日立製作所は、IoT(モノのインターネット)技術を活用し、建設現場の生産性や安全性の向上を実現するシステムを開発した。複数の建設現場において現場実証を行い、システムの商用化を目指していく。
近年、デジタライゼーションの進展により、あらゆる分野においてIoTやデジタル技術の活用が進んでいる。一方、労働人口の減少が進む中、日本の建設業界においては、建設現場における生産性の向上や労働時間削減、週休二日の推進といった働き方改革の実現に向けた動きが活発になっている。
このような中、日立は新たに、専用端末を用いることで作業者や建設機材の状況を把握し、建設現場の生産性・安全性の向上を実現するシステムを開発した。
このシステムは、日立が独自に開発した専用端末とクリーンビーコン、GPSを用いて屋内・屋外問わずシームレスに作業者や建設機材の位置情報をリアルタイムに把握することで、作業員の余剰・不足の検知や人員の適正配置を可能にし、生産性の向上に貢献するというもの。

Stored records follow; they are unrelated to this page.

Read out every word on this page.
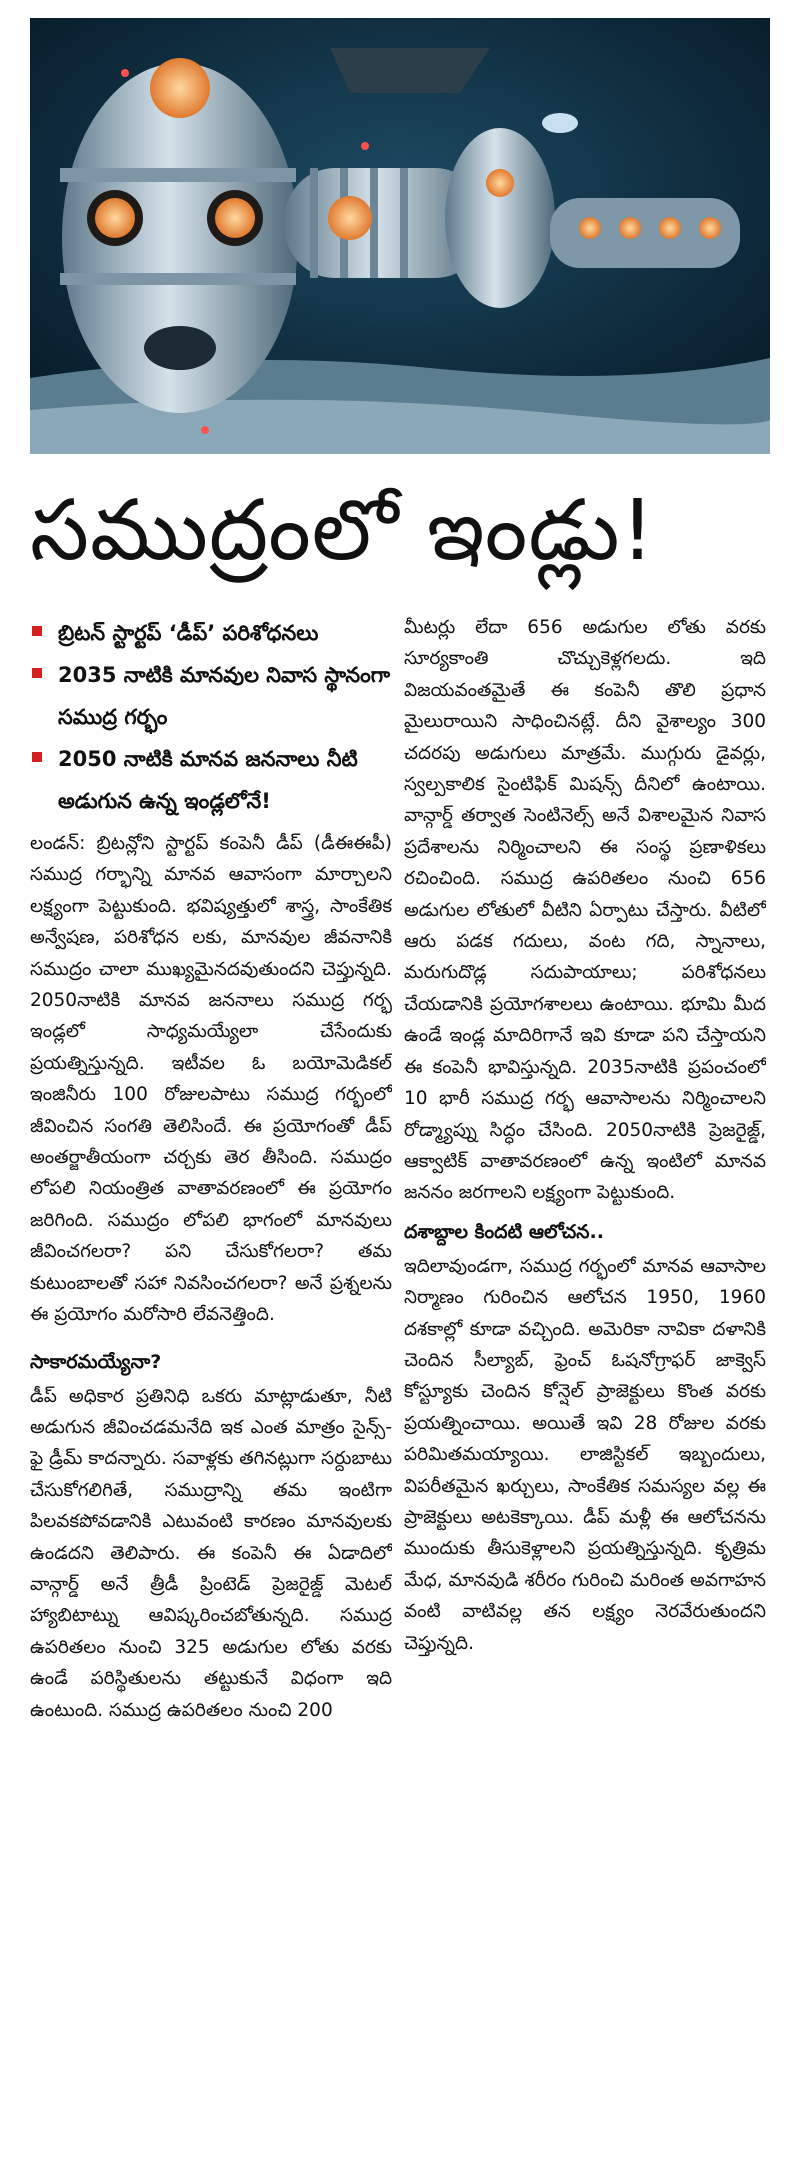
సముద్రంలో ఇండ్లు!
బ్రిటన్ స్టార్టప్ ‘డీప్’ పరిశోధనలు
2035 నాటికి మానవుల నివాస స్థానంగా సముద్ర గర్భం
2050 నాటికి మానవ జననాలు నీటి అడుగున ఉన్న ఇండ్లలోనే!

లండన్: బ్రిటన్లోని స్టార్టప్ కంపెనీ డీప్ (డీఈఈపీ) సముద్ర గర్భాన్ని మానవ ఆవాసంగా మార్చాలని లక్ష్యంగా పెట్టుకుంది. భవిష్యత్తులో శాస్త్ర, సాంకేతిక అన్వేషణ, పరిశోధన లకు, మానవుల జీవనానికి సముద్రం చాలా ముఖ్యమైనదవుతుందని చెప్తున్నది. 2050నాటికి మానవ జననాలు సముద్ర గర్భ ఇండ్లలో సాధ్యమయ్యేలా చేసేందుకు ప్రయత్నిస్తున్నది. ఇటీవల ఓ బయోమెడికల్ ఇంజినీరు 100 రోజులపాటు సముద్ర గర్భంలో జీవించిన సంగతి తెలిసిందే. ఈ ప్రయోగంతో డీప్ అంతర్జాతీయంగా చర్చకు తెర తీసింది. సముద్రం లోపలి నియంత్రిత వాతావరణంలో ఈ ప్రయోగం జరిగింది. సముద్రం లోపలి భాగంలో మానవులు జీవించగలరా? పని చేసుకోగలరా? తమ కుటుంబాలతో సహా నివసించగలరా? అనే ప్రశ్నలను ఈ ప్రయోగం మరోసారి లేవనెత్తింది.

సాకారమయ్యేనా?

డీప్ అధికార ప్రతినిధి ఒకరు మాట్లాడుతూ, నీటి అడుగున జీవించడమనేది ఇక ఎంత మాత్రం సైన్స్-ఫై డ్రీమ్ కాదన్నారు. సవాళ్లకు తగినట్లుగా సర్దుబాటు చేసుకోగలిగితే, సముద్రాన్ని తమ ఇంటిగా పిలవకపోవడానికి ఎటువంటి కారణం మానవులకు ఉండదని తెలిపారు. ఈ కంపెనీ ఈ ఏడాదిలో వాన్గార్డ్ అనే త్రీడీ ప్రింటెడ్ ప్రెజరైజ్డ్ మెటల్ హ్యాబిటాట్ను ఆవిష్కరించబోతున్నది. సముద్ర ఉపరితలం నుంచి 325 అడుగుల లోతు వరకు ఉండే పరిస్థితులను తట్టుకునే విధంగా ఇది ఉంటుంది. సముద్ర ఉపరితలం నుంచి 200

మీటర్లు లేదా 656 అడుగుల లోతు వరకు సూర్యకాంతి చొచ్చుకెళ్లగలదు. ఇది విజయవంతమైతే ఈ కంపెనీ తొలి ప్రధాన మైలురాయిని సాధించినట్లే. దీని వైశాల్యం 300 చదరపు అడుగులు మాత్రమే. ముగ్గురు డైవర్లు, స్వల్పకాలిక సైంటిఫిక్ మిషన్స్ దీనిలో ఉంటాయి. వాన్గార్డ్ తర్వాత సెంటినెల్స్ అనే విశాలమైన నివాస ప్రదేశాలను నిర్మించాలని ఈ సంస్థ ప్రణాళికలు రచించింది. సముద్ర ఉపరితలం నుంచి 656 అడుగుల లోతులో వీటిని ఏర్పాటు చేస్తారు. వీటిలో ఆరు పడక గదులు, వంట గది, స్నానాలు, మరుగుదొడ్ల సదుపాయాలు; పరిశోధనలు చేయడానికి ప్రయోగశాలలు ఉంటాయి. భూమి మీద ఉండే ఇండ్ల మాదిరిగానే ఇవి కూడా పని చేస్తాయని ఈ కంపెనీ భావిస్తున్నది. 2035నాటికి ప్రపంచంలో 10 భారీ సముద్ర గర్భ ఆవాసాలను నిర్మించాలని రోడ్మ్యాప్ను సిద్ధం చేసింది. 2050నాటికి ప్రెజరైజ్డ్, ఆక్వాటిక్ వాతావరణంలో ఉన్న ఇంటిలో మానవ జననం జరగాలని లక్ష్యంగా పెట్టుకుంది.

దశాబ్దాల కిందటి ఆలోచన..

ఇదిలావుండగా, సముద్ర గర్భంలో మానవ ఆవాసాల నిర్మాణం గురించిన ఆలోచన 1950, 1960 దశకాల్లో కూడా వచ్చింది. అమెరికా నావికా దళానికి చెందిన సీల్యాబ్, ఫ్రెంచ్ ఓషనోగ్రాఫర్ జాక్వెస్ కోస్ట్యూకు చెందిన కోన్షెల్ ప్రాజెక్టులు కొంత వరకు ప్రయత్నించాయి. అయితే ఇవి 28 రోజుల వరకు పరిమితమయ్యాయి. లాజిస్టికల్ ఇబ్బందులు, విపరీతమైన ఖర్చులు, సాంకేతిక సమస్యల వల్ల ఈ ప్రాజెక్టులు అటకెక్కాయి. డీప్ మళ్లీ ఈ ఆలోచనను ముందుకు తీసుకెళ్లాలని ప్రయత్నిస్తున్నది. కృత్రిమ మేధ, మానవుడి శరీరం గురించి మరింత అవగాహన వంటి వాటివల్ల తన లక్ష్యం నెరవేరుతుందని చెప్తున్నది.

また、端末に内蔵した3軸加速度センサーや気圧センサーにより、転倒などの危険動作や、熱中症環境・立入禁止区域などへの進入を迅速に察知し、安全性の向上が図れるという。
専用端末を用いることで、携帯電話などのスマートデバイスの導入が不要となり、低コストでの導入が可能。また、作業員や建設機材の位置情報の把握に、屋内の建設現場ではビーコンを、屋外の建設現場ではGPSを活用することで、携帯電話の電波状況に左右されることなく屋内外を問わないシームレスかつリアルタイムな位置情報の把握を可能にした。
また、通信には920MHz帯通信を使用することで、電波障害に強い通信機能を提供。使用者による端末操作が必要ないため、作業現場における安全確保にも寄与する。危険行動を察知した場合に警報を発することで、迅速な対応が可能となる。